As noted, prior to the avian cholera attack the affected area was a very popular location for the local bird watching community. SVCW plans to reestablish an area in the vicinity of the treatment plant as a landscape impoundment that will again be available for public viewing of birdlife.
In order to assure the avian cholera that infected the area will be eliminated, the water had to be removed and the soils must go through a drying time of more than four consecutive months with unequivocally no precipitation, because any wetting allows the avian cholera bacteria to flourish in the soil. If the soil is wetted at all, the entire drying cycle must restart.

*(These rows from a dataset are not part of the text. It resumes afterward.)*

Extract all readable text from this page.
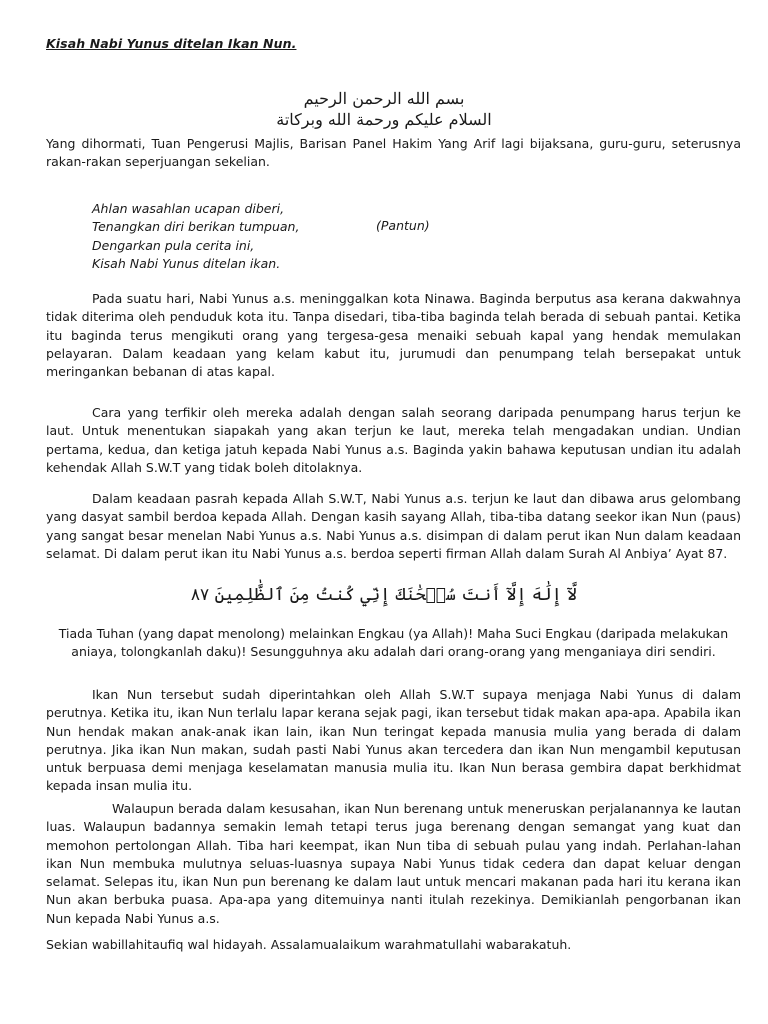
Kisah Nabi Yunus ditelan Ikan Nun.
بسم الله الرحمن الرحيم
السلام عليكم ورحمة الله وبركاتة

Yang dihormati, Tuan Pengerusi Majlis, Barisan Panel Hakim Yang Arif lagi bijaksana, guru-guru, seterusnya rakan-rakan seperjuangan sekelian.

Ahlan wasahlan ucapan diberi,
Tenangkan diri berikan tumpuan,
Dengarkan pula cerita ini,
Kisah Nabi Yunus ditelan ikan.
(Pantun)

Pada suatu hari, Nabi Yunus a.s. meninggalkan kota Ninawa. Baginda berputus asa kerana dakwahnya tidak diterima oleh penduduk kota itu. Tanpa disedari, tiba-tiba baginda telah berada di sebuah pantai. Ketika itu baginda terus mengikuti orang yang tergesa-gesa menaiki sebuah kapal yang hendak memulakan pelayaran. Dalam keadaan yang kelam kabut itu, jurumudi dan penumpang telah bersepakat untuk meringankan bebanan di atas kapal.

Cara yang terfikir oleh mereka adalah dengan salah seorang daripada penumpang harus terjun ke laut. Untuk menentukan siapakah yang akan terjun ke laut, mereka telah mengadakan undian. Undian pertama, kedua, dan ketiga jatuh kepada Nabi Yunus a.s. Baginda yakin bahawa keputusan undian itu adalah kehendak Allah S.W.T yang tidak boleh ditolaknya.

Dalam keadaan pasrah kepada Allah S.W.T, Nabi Yunus a.s. terjun ke laut dan dibawa arus gelombang yang dasyat sambil berdoa kepada Allah. Dengan kasih sayang Allah, tiba-tiba datang seekor ikan Nun (paus) yang sangat besar menelan Nabi Yunus a.s. Nabi Yunus a.s. disimpan di dalam perut ikan Nun dalam keadaan selamat. Di dalam perut ikan itu Nabi Yunus a.s. berdoa seperti firman Allah dalam Surah Al Anbiya’ Ayat 87.

لَّآ إِلَٰهَ إِلَّآ أَنتَ سُبۡحَٰنَكَ إِنِّي كُنتُ مِنَ ٱلظَّٰلِمِينَ ٨٧

Tiada Tuhan (yang dapat menolong) melainkan Engkau (ya Allah)! Maha Suci Engkau (daripada melakukan aniaya, tolongkanlah daku)! Sesungguhnya aku adalah dari orang-orang yang menganiaya diri sendiri.

Ikan Nun tersebut sudah diperintahkan oleh Allah S.W.T supaya menjaga Nabi Yunus di dalam perutnya. Ketika itu, ikan Nun terlalu lapar kerana sejak pagi, ikan tersebut tidak makan apa-apa. Apabila ikan Nun hendak makan anak-anak ikan lain, ikan Nun teringat kepada manusia mulia yang berada di dalam perutnya. Jika ikan Nun makan, sudah pasti Nabi Yunus akan tercedera dan ikan Nun mengambil keputusan untuk berpuasa demi menjaga keselamatan manusia mulia itu. Ikan Nun berasa gembira dapat berkhidmat kepada insan mulia itu.

Walaupun berada dalam kesusahan, ikan Nun berenang untuk meneruskan perjalanannya ke lautan luas. Walaupun badannya semakin lemah tetapi terus juga berenang dengan semangat yang kuat dan memohon pertolongan Allah. Tiba hari keempat, ikan Nun tiba di sebuah pulau yang indah. Perlahan-lahan ikan Nun membuka mulutnya seluas-luasnya supaya Nabi Yunus tidak cedera dan dapat keluar dengan selamat. Selepas itu, ikan Nun pun berenang ke dalam laut untuk mencari makanan pada hari itu kerana ikan Nun akan berbuka puasa. Apa-apa yang ditemuinya nanti itulah rezekinya. Demikianlah pengorbanan ikan Nun kepada Nabi Yunus a.s.

Sekian wabillahitaufiq wal hidayah. Assalamualaikum warahmatullahi wabarakatuh.
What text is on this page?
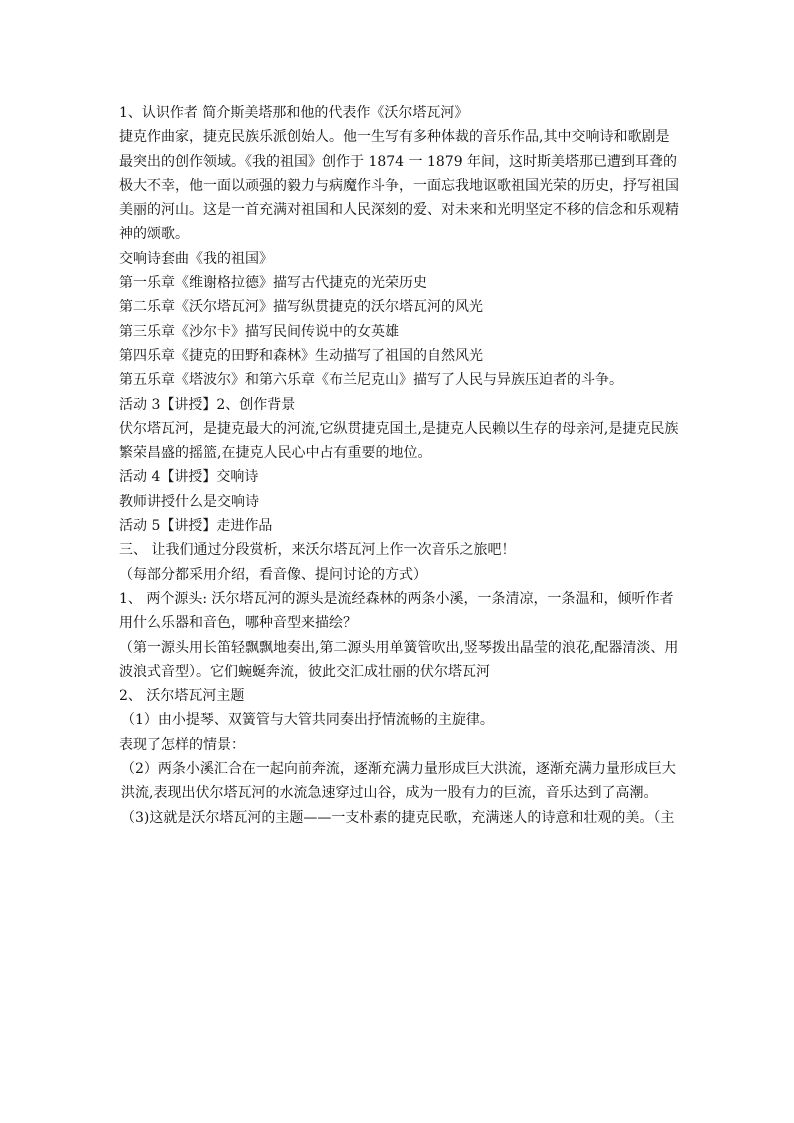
1、认识作者 简介斯美塔那和他的代表作《沃尔塔瓦河》

捷克作曲家，捷克民族乐派创始人。他一生写有多种体裁的音乐作品,其中交响诗和歌剧是最突出的创作领域。《我的祖国》创作于 1874 一 1879 年间，这时斯美塔那已遭到耳聋的极大不幸，他一面以顽强的毅力与病魔作斗争，一面忘我地讴歌祖国光荣的历史，抒写祖国美丽的河山。这是一首充满对祖国和人民深刻的爱、对未来和光明坚定不移的信念和乐观精神的颂歌。

交响诗套曲《我的祖国》

第一乐章《维谢格拉德》描写古代捷克的光荣历史

第二乐章《沃尔塔瓦河》描写纵贯捷克的沃尔塔瓦河的风光

第三乐章《沙尔卡》描写民间传说中的女英雄

第四乐章《捷克的田野和森林》生动描写了祖国的自然风光

第五乐章《塔波尔》和第六乐章《布兰尼克山》描写了人民与异族压迫者的斗争。

活动 3【讲授】2、创作背景

伏尔塔瓦河，是捷克最大的河流,它纵贯捷克国土,是捷克人民赖以生存的母亲河,是捷克民族繁荣昌盛的摇篮,在捷克人民心中占有重要的地位。

活动 4【讲授】交响诗

教师讲授什么是交响诗

活动 5【讲授】走进作品

三、 让我们通过分段赏析，来沃尔塔瓦河上作一次音乐之旅吧！

（每部分都采用介绍，看音像、提问讨论的方式）

1、 两个源头: 沃尔塔瓦河的源头是流经森林的两条小溪，一条清凉，一条温和，倾听作者用什么乐器和音色，哪种音型来描绘？

（第一源头用长笛轻飘飘地奏出,第二源头用单簧管吹出,竖琴拨出晶莹的浪花,配器清淡、用波浪式音型）。它们蜿蜒奔流，彼此交汇成壮丽的伏尔塔瓦河

2、 沃尔塔瓦河主题

（1）由小提琴、双簧管与大管共同奏出抒情流畅的主旋律。

表现了怎样的情景：

（2）两条小溪汇合在一起向前奔流，逐渐充满力量形成巨大洪流，逐渐充满力量形成巨大洪流,表现出伏尔塔瓦河的水流急速穿过山谷，成为一股有力的巨流，音乐达到了高潮。

（3)这就是沃尔塔瓦河的主题——一支朴素的捷克民歌，充满迷人的诗意和壮观的美。（主
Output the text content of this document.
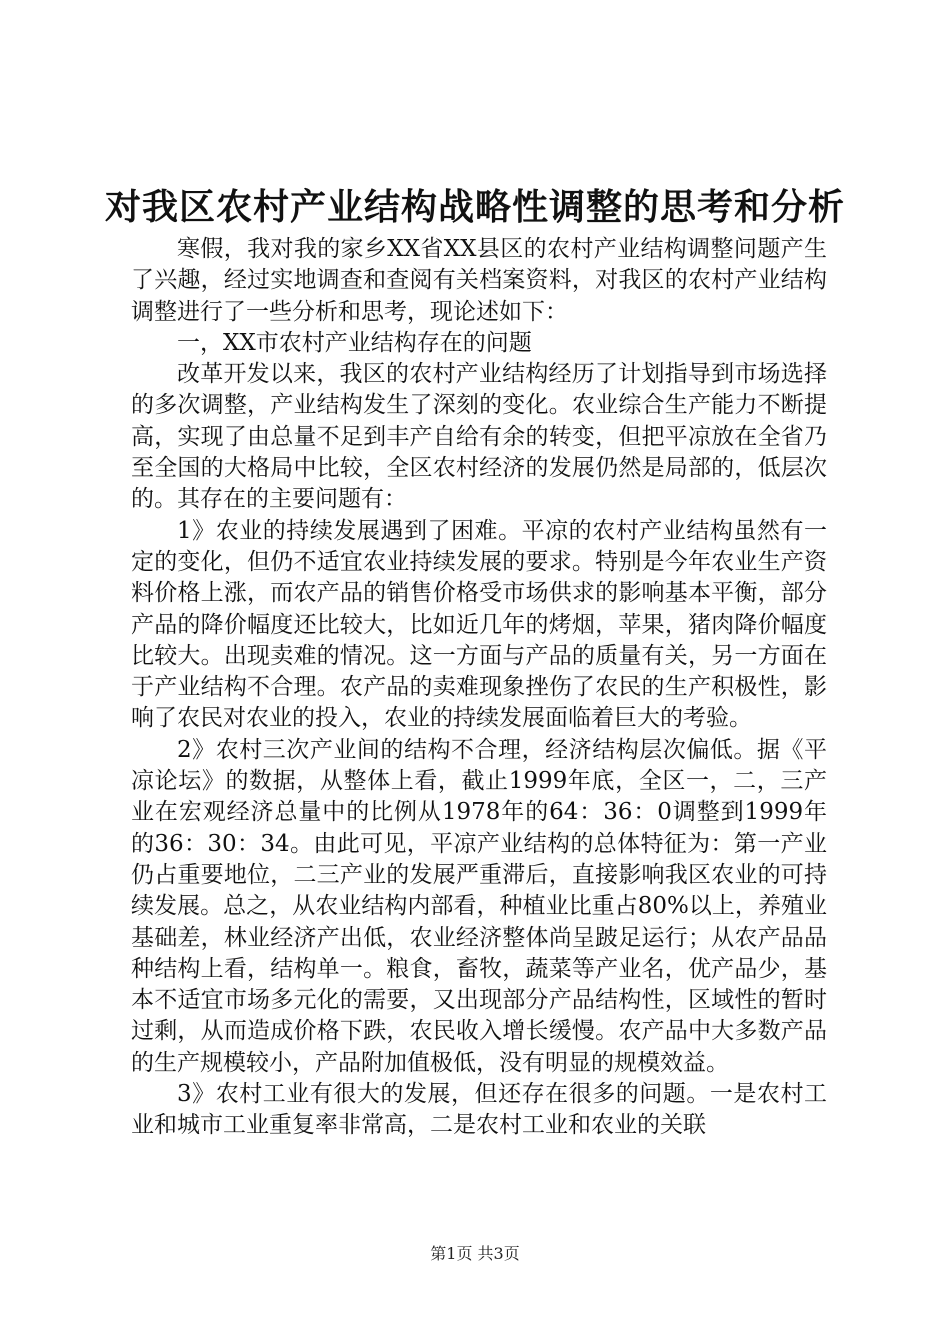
对我区农村产业结构战略性调整的思考和分析

寒假，我对我的家乡XX省XX县区的农村产业结构调整问题产生了兴趣，经过实地调查和查阅有关档案资料，对我区的农村产业结构调整进行了一些分析和思考，现论述如下：

一，XX市农村产业结构存在的问题

改革开发以来，我区的农村产业结构经历了计划指导到市场选择的多次调整，产业结构发生了深刻的变化。农业综合生产能力不断提高，实现了由总量不足到丰产自给有余的转变，但把平凉放在全省乃至全国的大格局中比较，全区农村经济的发展仍然是局部的，低层次的。其存在的主要问题有：

1》农业的持续发展遇到了困难。平凉的农村产业结构虽然有一定的变化，但仍不适宜农业持续发展的要求。特别是今年农业生产资料价格上涨，而农产品的销售价格受市场供求的影响基本平衡，部分产品的降价幅度还比较大，比如近几年的烤烟，苹果，猪肉降价幅度比较大。出现卖难的情况。这一方面与产品的质量有关，另一方面在于产业结构不合理。农产品的卖难现象挫伤了农民的生产积极性，影响了农民对农业的投入，农业的持续发展面临着巨大的考验。

2》农村三次产业间的结构不合理，经济结构层次偏低。据《平凉论坛》的数据，从整体上看，截止1999年底，全区一，二，三产业在宏观经济总量中的比例从1978年的64：36：0调整到1999年的36：30：34。由此可见，平凉产业结构的总体特征为：第一产业仍占重要地位，二三产业的发展严重滞后，直接影响我区农业的可持续发展。总之，从农业结构内部看，种植业比重占80%以上，养殖业基础差，林业经济产出低，农业经济整体尚呈跛足运行；从农产品品种结构上看，结构单一。粮食，畜牧，蔬菜等产业名，优产品少，基本不适宜市场多元化的需要，又出现部分产品结构性，区域性的暂时过剩，从而造成价格下跌，农民收入增长缓慢。农产品中大多数产品的生产规模较小，产品附加值极低，没有明显的规模效益。

3》农村工业有很大的发展，但还存在很多的问题。一是农村工业和城市工业重复率非常高，二是农村工业和农业的关联

第1页 共3页
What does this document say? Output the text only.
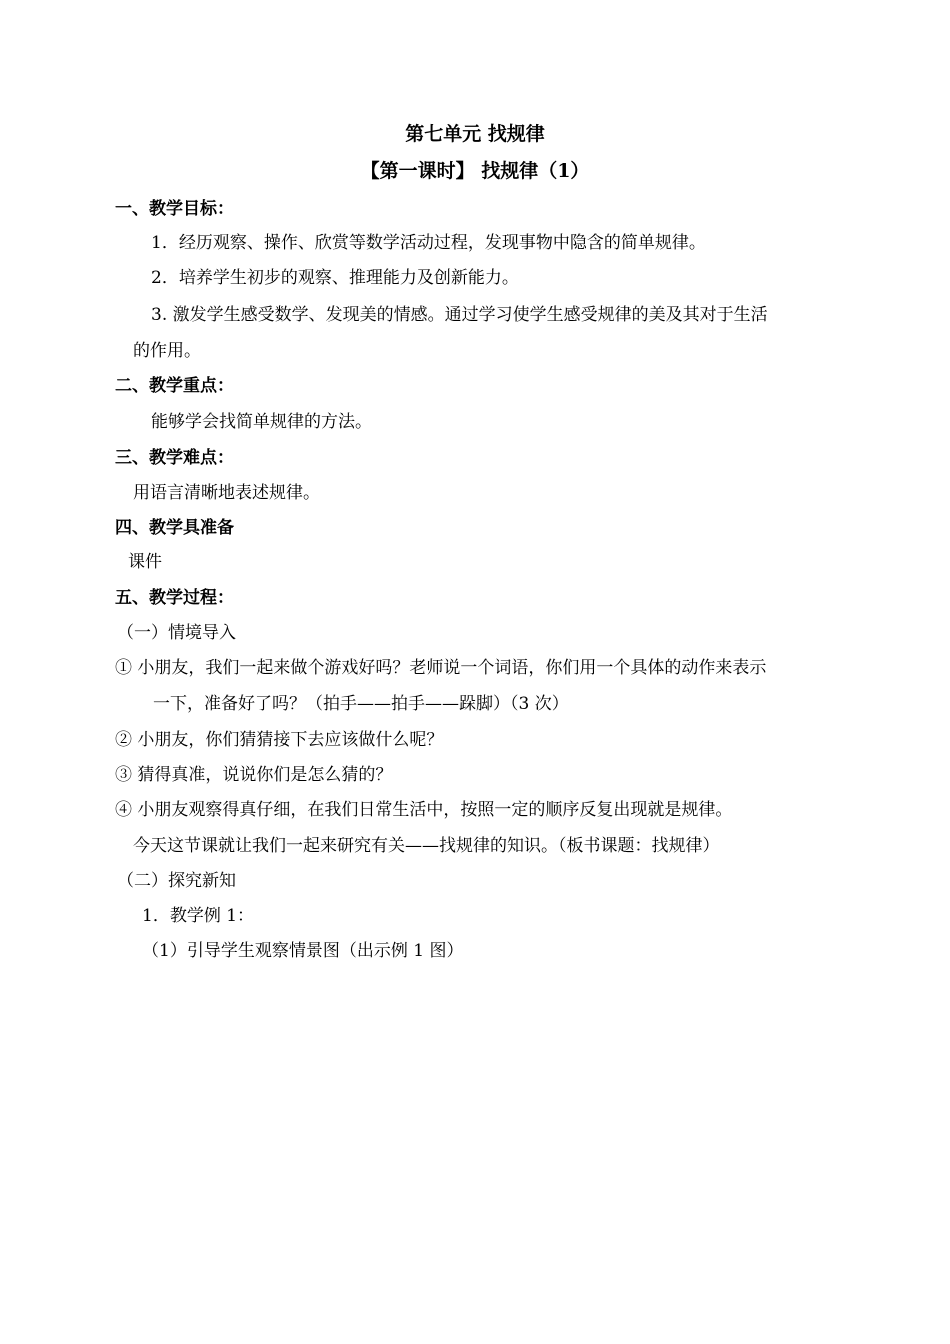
第七单元 找规律
【第一课时】 找规律（1）
一、教学目标：
1．经历观察、操作、欣赏等数学活动过程，发现事物中隐含的简单规律。
2．培养学生初步的观察、推理能力及创新能力。
3. 激发学生感受数学、发现美的情感。通过学习使学生感受规律的美及其对于生活
的作用。
二、教学重点：
能够学会找简单规律的方法。
三、教学难点：
用语言清晰地表述规律。
四、教学具准备
课件
五、教学过程：
（一）情境导入
① 小朋友，我们一起来做个游戏好吗？老师说一个词语，你们用一个具体的动作来表示
一下，准备好了吗？（拍手——拍手——跺脚）（3 次）
② 小朋友，你们猜猜接下去应该做什么呢？
③ 猜得真准，说说你们是怎么猜的？
④ 小朋友观察得真仔细，在我们日常生活中，按照一定的顺序反复出现就是规律。
今天这节课就让我们一起来研究有关——找规律的知识。（板书课题：找规律）
（二）探究新知
1．教学例 1：
（1）引导学生观察情景图（出示例 1 图）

Unfortunately, the rains in October and early November substantially moistened the soil, and as a result the drying must be repeated next summer (2015), as this is the most likely period without any precipitation.
The drying process started in January of 2014 with the draining of the standing water in the landscape impoundment. We determined that the soil did not become completely dry until July. As a result and based on the information we learned in regard to eliminating avian cholera from the soil, we had to keep the soil completely dry until November 17, 2014.
As described above, that did not happen.
Depending on the amount of moisture we receive in the coming spring, we hope the soil will be dry earlier than last year and the drying period "end date" will correspondingly be earlier as well.
On top of the drying schedule, SVCW is also working with permitting agencies and our own staff and advisors to develop the best long-term land-use needs and strategy for the area. This is necessitated by our on-going infrastructure improvement/replacement program.
The redesign and filling of the landscape impoundment area requires completing a permitting process that is complex with multiple agencies involved in review and acceptance of our permit applications. It is unlikely that any of the landscape impoundment area will have water in it until at least late fall of 2015 and it may be longer than that, depending on the planning and permitting processes.
SVCW anticipates a landscape impoundment in our long-term plans and this area will provide the added benefit of reestablishing an area suitable for avian habitat.
We can all look forward to the return of water bird life along Radio Road in Redwood City, but unfortunately, the exact timing is not currently known.
Pacifica Snowy Plovers Get Protection
By Margaret Goodale
It was a thrilling morning for 45 volunteers on Friday, August 15, 2014 when Pacifica State Beach Snowy Plovers, a threatened species, finally received a sliver of flat beach where they will no longer face constant threats from human and canine disturbance. With the capable help of a Public Works crew, over 950 feet of symbolic fencing was installed and decorated with signs designed by Ocean Shore School second graders.
This project was spearheaded by the Pacifica Shorebird Alliance. The funding came from Audubon California and was managed by SAS. It provided for all materials, tools, and the production of charming signs using drawings by ten local school children.
Kelley Nelson of Audubon California, the remarkable State Parks representatives Nelle Lyons and Joanne Kervabaz, SAS's Leslie Flint, and Kate Symonds from USFWS joined the happy volunteers. Symonds will be overseeing compliance for USFWS funding of the regulatory signage and permanent fence that the city will eventually erect along the bike path east of the plover habitat and dunes.